Dopo le accuse di “molestie morali e sessuali” rivolte dalla specialista in malattie infettive Karine Lacombe al medico d’urgenza Patrick Pelloux, diversi medici, infermieri e assistenti infermieristici hanno confidato di essere obiettivi di predatori all’interno dell’ospedale stesso. Ma ad essere presi di mira non sono solo il personale medico, lo sono anche le donne delle pulizie.

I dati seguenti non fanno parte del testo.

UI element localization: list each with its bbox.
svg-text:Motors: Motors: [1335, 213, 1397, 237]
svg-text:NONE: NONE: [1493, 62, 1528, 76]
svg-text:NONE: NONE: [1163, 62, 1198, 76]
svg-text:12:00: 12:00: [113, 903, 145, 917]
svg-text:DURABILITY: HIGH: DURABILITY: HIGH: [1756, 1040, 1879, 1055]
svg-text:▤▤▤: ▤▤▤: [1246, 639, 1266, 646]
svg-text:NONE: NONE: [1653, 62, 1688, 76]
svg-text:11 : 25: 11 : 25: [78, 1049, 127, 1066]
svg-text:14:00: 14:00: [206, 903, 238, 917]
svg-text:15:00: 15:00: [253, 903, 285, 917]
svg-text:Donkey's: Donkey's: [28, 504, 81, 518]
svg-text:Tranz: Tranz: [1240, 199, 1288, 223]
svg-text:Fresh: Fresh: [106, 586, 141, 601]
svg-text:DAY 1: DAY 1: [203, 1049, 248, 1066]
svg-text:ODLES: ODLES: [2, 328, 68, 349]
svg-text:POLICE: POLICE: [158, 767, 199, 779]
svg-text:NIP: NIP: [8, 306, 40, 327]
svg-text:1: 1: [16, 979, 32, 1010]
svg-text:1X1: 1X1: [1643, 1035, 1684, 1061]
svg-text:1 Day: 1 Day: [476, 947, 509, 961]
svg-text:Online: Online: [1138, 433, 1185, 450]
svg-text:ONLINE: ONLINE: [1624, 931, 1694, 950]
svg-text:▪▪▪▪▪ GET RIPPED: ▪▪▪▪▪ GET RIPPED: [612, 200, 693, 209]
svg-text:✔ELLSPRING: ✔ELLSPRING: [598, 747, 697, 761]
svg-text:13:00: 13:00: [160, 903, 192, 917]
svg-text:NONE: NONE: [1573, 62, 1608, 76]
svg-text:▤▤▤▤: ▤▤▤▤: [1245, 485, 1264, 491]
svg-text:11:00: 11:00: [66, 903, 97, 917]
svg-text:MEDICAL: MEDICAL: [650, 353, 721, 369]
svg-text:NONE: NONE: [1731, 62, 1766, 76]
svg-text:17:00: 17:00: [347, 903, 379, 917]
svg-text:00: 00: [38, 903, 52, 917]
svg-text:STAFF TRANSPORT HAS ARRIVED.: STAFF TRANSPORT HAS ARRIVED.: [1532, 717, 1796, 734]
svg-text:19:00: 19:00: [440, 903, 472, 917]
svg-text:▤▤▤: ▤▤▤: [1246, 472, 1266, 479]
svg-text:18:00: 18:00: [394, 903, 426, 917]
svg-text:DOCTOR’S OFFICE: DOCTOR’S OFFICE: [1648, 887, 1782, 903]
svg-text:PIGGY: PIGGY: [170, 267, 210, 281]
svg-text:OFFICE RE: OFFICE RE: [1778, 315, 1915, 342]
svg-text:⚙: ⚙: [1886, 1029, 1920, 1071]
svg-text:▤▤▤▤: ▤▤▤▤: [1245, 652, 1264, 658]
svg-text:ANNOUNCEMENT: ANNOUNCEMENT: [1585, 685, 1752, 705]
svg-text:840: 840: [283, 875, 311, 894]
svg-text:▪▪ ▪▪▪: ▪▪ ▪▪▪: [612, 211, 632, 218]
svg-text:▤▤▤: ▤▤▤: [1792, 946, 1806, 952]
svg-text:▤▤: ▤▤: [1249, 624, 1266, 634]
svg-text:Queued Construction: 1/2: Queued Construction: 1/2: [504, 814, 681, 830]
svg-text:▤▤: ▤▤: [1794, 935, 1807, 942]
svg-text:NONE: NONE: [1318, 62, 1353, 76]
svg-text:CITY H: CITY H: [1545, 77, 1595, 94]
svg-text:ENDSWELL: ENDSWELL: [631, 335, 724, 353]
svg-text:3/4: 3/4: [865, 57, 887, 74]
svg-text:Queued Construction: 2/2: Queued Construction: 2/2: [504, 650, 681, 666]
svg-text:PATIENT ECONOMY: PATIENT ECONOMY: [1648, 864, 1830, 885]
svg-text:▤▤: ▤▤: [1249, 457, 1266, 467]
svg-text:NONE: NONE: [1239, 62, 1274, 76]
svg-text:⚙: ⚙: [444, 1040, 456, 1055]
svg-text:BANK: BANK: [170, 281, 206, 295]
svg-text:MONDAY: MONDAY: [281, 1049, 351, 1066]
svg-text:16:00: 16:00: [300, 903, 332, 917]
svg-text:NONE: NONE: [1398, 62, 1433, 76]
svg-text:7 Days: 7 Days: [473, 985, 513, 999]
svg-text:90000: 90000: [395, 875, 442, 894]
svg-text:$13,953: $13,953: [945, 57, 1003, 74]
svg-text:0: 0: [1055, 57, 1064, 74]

Lunedì saranno ricevuti al Ministero della Salute i rappresentanti del personale medico ospedaliero. Il ministro Frédéric Valletoux vuole porre fine alla violenza sessista e sessuale negli ospedali. L’ondata , scatenata dalle accuse dell’infettivologo Karine Lacombe contro il medico d’urgenza Patrick Pelloux, ha portato alla luce decine di testimonianze di medici, infermieri e assistenti infermieristici, che affermano di essere bersaglio di predatori all’interno dell’ospedale stesso Ospedale. E questo vale anche per le donne delle pulizie.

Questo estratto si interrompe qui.